What are the advantages of fixed rate versus adjustable
rate loans?
With a fixed-rate loan, your monthly payment of principal and interest never
change for the life of your loan. Your property taxes may go up (we almost said
down, too!), and so might your homeowner's insurance premium part of your monthly
payment, but generally with a fixed-rate loan your payment will be very stable.
Fixed-rate loans are available in all sorts of shapes and sizes: 30-year, 20-year,
15-year, even 10-year. Some fixed-rate mortgages are called "biweekly"
mortgages and shorten the life of your loan. You pay every two weeks, a total
of 26 payments a year -- which adds up to an "extra" monthly payment
every year.
During the early amortization period of a fixed-rate loan, a large percentage
of your monthly payment goes toward interest, and a much smaller part toward
principal. That gradually reverses itself as the loan ages.
You might choose a fixed-rate loan if you want to lock in a low rate. If you
have an Adjustable Rate Mortgage (ARM) now, refinancing with a fixed-rate loan
can give you more monthly payment stability.
Adjustable Rate Mortgages -- ARMs, as we called them above -- come in even more
varieties. Generally, ARMs determine what you must pay based on an outside index,
perhaps the 6-month Certificate of Deposit (CD) rate, the one-year Treasury
Security rate, the Federal Home Loan Bank's 11th District Cost of Funds Index
(COFI), or others. They may adjust every six months or once a year.
Most programs have a "cap" that protects you from your monthly payment
going up too much at once. There may be a cap on how much your interest rate
can go up in one period -- say, no more than two percent per year, even if the
underlying index goes up by more than two percent. You may have a "payment
cap," that instead of capping the interest rate directly caps the amount
your monthly payment can go up in one period. In addition, almost all ARM programs
have a "lifetime cap" -- your interest rate can never exceed that
cap amount, no matter what.
ARMs often have their lowest, most attractive rates at the beginning of the
loan, and can guarantee that rate for anywhere from a month to ten years. You
may hear people talking about or read about what are called "3/1 ARMs"

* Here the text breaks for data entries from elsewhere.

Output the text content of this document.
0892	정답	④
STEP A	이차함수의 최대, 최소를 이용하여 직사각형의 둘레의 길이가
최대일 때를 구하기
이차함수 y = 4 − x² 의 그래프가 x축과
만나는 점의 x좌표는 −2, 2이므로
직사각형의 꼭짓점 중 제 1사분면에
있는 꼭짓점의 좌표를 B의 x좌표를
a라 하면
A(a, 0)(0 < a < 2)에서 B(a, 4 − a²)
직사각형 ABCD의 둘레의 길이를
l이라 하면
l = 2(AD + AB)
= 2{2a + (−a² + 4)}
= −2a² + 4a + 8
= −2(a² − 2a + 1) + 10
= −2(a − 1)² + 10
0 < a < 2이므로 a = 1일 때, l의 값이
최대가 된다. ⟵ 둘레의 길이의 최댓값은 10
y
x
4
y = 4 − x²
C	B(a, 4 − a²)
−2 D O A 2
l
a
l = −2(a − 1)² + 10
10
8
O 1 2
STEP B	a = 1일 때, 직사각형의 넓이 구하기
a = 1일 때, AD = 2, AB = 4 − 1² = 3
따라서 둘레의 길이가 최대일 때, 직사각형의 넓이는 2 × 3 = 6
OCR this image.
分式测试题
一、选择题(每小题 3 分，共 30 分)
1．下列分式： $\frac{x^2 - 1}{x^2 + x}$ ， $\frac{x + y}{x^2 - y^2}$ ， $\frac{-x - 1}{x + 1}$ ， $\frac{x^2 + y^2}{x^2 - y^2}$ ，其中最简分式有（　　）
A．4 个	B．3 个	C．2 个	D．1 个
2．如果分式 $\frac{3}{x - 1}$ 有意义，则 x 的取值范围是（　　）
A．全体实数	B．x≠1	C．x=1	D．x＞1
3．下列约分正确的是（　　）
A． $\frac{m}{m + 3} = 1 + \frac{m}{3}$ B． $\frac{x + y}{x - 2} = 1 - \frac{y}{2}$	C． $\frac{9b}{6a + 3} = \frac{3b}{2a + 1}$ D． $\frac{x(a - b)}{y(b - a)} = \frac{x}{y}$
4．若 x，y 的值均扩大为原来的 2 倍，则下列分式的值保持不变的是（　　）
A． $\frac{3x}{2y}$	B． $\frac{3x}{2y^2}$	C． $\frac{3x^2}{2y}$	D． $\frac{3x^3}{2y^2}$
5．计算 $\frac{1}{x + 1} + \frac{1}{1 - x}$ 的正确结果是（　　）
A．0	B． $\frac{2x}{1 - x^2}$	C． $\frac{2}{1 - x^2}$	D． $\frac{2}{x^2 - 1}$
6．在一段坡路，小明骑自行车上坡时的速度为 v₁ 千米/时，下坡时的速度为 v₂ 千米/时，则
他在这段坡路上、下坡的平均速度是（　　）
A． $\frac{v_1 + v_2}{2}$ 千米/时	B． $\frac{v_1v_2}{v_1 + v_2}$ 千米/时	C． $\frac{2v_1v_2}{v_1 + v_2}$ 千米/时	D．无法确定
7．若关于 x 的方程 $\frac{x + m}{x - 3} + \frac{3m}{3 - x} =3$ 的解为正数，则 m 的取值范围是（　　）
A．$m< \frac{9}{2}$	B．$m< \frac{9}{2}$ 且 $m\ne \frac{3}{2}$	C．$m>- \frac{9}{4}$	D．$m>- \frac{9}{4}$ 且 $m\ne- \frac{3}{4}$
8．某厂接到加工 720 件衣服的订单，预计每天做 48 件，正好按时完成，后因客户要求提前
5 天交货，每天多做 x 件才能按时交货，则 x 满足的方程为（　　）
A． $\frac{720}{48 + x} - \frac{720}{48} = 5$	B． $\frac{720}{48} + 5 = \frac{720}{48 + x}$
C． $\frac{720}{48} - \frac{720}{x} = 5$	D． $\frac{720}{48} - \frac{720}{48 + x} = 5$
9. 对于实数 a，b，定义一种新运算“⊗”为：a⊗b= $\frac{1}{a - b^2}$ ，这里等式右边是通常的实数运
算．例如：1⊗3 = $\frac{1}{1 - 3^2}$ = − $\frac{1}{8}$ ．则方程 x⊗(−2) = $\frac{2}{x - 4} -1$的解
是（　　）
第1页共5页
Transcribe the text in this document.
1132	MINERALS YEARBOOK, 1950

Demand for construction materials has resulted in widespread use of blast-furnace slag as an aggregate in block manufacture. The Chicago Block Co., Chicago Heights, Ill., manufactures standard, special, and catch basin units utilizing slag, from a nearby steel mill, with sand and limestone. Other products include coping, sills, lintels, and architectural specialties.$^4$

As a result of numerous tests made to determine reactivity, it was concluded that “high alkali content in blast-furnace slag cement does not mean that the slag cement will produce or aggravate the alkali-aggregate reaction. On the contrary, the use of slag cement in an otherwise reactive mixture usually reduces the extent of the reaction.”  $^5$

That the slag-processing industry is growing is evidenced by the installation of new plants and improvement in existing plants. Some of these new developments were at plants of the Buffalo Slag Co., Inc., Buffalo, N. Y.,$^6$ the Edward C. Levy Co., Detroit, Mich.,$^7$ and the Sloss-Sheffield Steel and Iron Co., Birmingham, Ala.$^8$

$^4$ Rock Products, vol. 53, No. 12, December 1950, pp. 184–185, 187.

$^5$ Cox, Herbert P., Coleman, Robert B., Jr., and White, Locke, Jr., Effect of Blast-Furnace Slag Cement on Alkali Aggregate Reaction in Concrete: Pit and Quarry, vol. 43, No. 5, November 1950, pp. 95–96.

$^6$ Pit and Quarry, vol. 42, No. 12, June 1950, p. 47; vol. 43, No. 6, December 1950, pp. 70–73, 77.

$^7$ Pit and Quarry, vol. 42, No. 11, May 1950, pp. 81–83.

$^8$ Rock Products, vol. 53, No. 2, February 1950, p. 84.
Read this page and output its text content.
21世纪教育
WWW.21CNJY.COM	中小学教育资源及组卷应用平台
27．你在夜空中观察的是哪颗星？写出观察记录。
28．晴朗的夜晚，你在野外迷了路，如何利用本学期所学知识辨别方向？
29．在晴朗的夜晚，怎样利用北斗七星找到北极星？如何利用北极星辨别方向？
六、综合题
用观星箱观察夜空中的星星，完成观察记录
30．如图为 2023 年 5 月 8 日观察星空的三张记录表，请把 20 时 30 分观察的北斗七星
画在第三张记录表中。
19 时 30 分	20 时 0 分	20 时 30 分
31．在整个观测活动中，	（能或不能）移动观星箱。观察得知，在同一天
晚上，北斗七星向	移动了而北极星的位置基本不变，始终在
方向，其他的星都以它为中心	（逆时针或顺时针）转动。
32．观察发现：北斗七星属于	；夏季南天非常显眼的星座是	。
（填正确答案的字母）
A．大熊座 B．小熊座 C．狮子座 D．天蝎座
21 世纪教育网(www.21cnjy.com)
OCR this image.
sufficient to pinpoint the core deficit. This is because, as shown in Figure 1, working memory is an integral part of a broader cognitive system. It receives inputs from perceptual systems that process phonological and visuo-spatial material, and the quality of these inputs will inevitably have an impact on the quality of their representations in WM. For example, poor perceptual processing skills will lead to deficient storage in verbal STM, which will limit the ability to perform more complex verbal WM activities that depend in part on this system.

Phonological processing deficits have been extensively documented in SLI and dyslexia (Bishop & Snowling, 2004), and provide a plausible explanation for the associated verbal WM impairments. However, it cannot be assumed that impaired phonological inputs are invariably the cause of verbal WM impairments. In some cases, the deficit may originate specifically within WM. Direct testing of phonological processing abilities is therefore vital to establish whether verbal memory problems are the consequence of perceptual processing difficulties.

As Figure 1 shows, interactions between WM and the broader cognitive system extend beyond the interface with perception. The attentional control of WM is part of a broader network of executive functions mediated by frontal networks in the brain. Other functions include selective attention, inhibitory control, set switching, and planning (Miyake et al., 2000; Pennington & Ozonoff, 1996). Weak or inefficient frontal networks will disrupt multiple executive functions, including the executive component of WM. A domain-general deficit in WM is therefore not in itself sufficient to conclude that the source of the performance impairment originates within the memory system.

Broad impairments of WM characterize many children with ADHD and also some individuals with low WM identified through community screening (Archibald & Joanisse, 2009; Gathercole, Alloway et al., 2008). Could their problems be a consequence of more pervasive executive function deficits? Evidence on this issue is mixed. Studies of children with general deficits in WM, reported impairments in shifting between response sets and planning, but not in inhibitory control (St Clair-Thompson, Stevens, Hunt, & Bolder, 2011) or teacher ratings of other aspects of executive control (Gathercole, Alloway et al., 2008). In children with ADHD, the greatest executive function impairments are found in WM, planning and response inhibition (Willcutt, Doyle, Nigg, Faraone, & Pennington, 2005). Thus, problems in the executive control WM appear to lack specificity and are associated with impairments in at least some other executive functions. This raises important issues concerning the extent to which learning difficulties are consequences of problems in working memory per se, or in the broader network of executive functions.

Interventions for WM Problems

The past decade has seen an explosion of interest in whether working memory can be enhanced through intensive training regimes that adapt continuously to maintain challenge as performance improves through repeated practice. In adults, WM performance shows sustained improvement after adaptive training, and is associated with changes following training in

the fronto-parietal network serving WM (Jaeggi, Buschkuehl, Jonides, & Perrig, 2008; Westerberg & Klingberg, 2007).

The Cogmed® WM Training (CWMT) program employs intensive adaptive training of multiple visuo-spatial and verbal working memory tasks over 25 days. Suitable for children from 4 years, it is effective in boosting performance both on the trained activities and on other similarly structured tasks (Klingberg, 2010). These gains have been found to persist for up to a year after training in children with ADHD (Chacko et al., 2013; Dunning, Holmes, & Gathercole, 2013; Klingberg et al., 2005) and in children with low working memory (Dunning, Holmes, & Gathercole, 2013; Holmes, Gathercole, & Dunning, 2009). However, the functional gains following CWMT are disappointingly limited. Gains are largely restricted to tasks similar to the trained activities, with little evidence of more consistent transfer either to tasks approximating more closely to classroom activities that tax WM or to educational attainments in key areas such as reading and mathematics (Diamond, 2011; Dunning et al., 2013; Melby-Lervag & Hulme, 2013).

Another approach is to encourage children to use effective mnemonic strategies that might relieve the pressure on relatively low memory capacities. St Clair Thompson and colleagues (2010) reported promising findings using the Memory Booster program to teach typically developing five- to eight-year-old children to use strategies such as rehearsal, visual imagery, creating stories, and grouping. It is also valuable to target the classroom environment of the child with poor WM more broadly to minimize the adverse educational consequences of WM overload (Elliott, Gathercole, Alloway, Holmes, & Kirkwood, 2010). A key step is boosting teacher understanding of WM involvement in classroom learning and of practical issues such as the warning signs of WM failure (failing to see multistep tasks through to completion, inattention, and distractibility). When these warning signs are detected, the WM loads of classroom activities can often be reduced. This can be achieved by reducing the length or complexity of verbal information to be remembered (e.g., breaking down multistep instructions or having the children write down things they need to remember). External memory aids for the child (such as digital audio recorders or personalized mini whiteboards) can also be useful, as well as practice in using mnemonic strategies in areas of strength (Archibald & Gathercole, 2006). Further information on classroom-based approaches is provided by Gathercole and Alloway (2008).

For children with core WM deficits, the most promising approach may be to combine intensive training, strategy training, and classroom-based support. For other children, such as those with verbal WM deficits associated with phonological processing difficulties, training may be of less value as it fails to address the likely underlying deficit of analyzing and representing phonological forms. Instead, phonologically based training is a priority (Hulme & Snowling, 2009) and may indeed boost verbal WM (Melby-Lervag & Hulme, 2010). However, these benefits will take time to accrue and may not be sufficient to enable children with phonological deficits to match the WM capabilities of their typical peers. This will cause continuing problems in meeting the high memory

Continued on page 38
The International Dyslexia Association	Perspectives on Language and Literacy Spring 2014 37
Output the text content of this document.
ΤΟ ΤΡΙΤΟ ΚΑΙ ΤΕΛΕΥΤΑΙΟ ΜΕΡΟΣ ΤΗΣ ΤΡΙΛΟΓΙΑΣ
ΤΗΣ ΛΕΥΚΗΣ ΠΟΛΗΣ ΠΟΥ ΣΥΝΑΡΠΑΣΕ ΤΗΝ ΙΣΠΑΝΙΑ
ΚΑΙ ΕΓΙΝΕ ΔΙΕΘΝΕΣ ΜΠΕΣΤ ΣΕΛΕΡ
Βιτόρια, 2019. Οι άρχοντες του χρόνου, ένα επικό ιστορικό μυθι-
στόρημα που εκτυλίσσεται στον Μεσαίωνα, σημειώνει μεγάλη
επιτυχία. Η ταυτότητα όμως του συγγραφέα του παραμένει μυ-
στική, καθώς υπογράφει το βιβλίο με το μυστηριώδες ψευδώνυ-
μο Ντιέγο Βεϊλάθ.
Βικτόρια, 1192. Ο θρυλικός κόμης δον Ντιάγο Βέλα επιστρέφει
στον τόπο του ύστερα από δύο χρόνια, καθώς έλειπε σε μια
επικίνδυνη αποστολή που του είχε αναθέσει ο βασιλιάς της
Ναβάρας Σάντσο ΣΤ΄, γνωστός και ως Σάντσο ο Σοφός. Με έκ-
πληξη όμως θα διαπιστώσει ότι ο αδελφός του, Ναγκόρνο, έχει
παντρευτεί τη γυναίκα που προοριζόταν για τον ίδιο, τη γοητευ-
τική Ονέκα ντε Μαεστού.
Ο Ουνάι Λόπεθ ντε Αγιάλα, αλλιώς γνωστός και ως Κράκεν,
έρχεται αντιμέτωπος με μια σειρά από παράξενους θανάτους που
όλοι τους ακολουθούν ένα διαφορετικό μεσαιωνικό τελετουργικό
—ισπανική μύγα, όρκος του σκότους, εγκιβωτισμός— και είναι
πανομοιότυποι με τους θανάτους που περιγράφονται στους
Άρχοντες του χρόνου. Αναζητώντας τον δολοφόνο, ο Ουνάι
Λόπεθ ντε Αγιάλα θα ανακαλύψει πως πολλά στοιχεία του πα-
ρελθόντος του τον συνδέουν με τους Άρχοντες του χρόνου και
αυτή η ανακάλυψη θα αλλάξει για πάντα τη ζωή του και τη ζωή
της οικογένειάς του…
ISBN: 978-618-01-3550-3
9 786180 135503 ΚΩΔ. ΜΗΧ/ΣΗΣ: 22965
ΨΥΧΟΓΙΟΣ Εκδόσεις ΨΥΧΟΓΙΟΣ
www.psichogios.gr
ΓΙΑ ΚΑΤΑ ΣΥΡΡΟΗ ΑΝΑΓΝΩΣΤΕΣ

or "5/1 ARMs" or the like. That means that the introductory rate is
set for three or five years, and then adjusts according to an index every year
thereafter for the life of the loan. Loans like this are often best for people
who anticipate moving -- and therefore selling the house to be mortgaged --
within three or five years, depending on how long the lower rate will be in
effect.
You might choose an ARM to take advantage of a lower introductory rate and count
on either moving, refinancing again or simply absorbing the higher rate after
the introductory rate goes up. With ARMs, you do risk your rate going up, but
you also take advantage when rates go down by pocketing more money each month
that would otherwise have gone toward your mortgage payment.